Presiden COP28, Sultan Al Jaber, yang mengepalai perusahaan minyak nasional Uni Emirat Arab, dicurigai para aktivis iklim. Mereka khawatir industri bahan bakar fosil akan menang lagi.
Jaber telah mengajukan rancangan pada hari Senin yang ditolak mentah-mentah karena dianggap terlalu lemah karena hanya menyarankan agar negara-negara “dapat” mengurangi konsumsi dan produksi bahan bakar fosil, di antara opsi-opsi lainnya.
Negara-negara kepulauan, yang didukung oleh negara-negara Barat, menjawab bahwa mereka tidak akan menandatangani “surat perintah kematian” mereka sendiri, memaksa Jaber kembali ke meja perundingan.
Ia mengadakan pembicaraan hingga larut malam dengan para negosiator dari seluruh dunia di kantornya di kompleks Expo City yang luas. Para pejabat Eropa telah mengisyaratkan bahwa mereka bersedia untuk menemukan bahasa kompromi sementara utusan iklim AS John Kerry mengatakan bahwa “kemajuan” telah dicapai dalam pembicaraan tersebut.
Draf baru ini secara eksplisit “meminta” semua negara untuk berkontribusi melalui serangkaian tindakan, termasuk transisi dari bahan bakar fosil.
Meskipun tidak menggunakan istilah “penghentian” bahan bakar fosil, rancangan ini mendukung upaya untuk mengurangi “tenaga batu bara tanpa henti”. Ini berarti batu bara dengan teknologi penangkap karbon untuk mengurangi emisi, yang dianggap oleh banyak aktivis lingkungan sebagai tidak terbukti, dapat terus berlanjut.

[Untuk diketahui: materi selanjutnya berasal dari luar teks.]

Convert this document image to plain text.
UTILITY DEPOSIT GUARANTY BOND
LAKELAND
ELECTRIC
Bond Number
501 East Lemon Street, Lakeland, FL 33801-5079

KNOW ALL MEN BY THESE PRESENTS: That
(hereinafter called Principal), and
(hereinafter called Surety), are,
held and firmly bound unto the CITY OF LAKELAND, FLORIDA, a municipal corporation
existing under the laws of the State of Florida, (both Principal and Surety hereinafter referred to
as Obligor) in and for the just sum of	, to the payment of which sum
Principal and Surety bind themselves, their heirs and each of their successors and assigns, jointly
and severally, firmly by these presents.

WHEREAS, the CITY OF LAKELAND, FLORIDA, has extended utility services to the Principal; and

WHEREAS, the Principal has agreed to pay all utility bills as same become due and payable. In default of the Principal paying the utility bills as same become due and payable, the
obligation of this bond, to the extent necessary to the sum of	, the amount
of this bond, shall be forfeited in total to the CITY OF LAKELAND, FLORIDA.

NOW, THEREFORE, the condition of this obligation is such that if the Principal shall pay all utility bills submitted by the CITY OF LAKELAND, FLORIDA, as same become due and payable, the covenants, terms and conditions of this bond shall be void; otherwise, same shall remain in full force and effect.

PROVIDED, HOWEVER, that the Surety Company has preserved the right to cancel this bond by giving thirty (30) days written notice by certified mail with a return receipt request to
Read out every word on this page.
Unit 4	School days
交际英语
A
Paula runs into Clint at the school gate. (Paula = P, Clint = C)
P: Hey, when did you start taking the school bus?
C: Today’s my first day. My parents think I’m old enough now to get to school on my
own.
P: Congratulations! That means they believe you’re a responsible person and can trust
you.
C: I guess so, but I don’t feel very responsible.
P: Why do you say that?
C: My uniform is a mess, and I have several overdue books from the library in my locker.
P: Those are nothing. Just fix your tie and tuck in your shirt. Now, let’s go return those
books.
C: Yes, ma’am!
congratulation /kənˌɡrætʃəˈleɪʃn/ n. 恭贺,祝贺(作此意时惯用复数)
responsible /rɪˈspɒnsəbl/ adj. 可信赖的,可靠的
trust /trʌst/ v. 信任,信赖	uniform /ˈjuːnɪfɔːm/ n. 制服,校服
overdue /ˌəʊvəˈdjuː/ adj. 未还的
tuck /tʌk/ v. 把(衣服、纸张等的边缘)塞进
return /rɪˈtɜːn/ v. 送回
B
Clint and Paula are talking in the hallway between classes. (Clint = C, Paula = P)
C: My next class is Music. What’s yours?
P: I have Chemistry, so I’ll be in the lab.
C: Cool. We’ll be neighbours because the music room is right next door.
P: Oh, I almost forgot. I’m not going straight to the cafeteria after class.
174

Dokumen ini juga menyerukan “penghapusan subsidi bahan bakar fosil yang tidak efisien yang tidak mengatasi kemiskinan energi atau transisi yang adil, sesegera mungkin”.
Teks tersebut merupakan “sinyal yang lebih kuat daripada teks rancangan sebelumnya. Namun, hal ini membuka pintu bagi gangguan berbahaya seperti penangkapan karbon”, kata Caroline Brouillette, direktur eksekutif Climate Action Network Canada.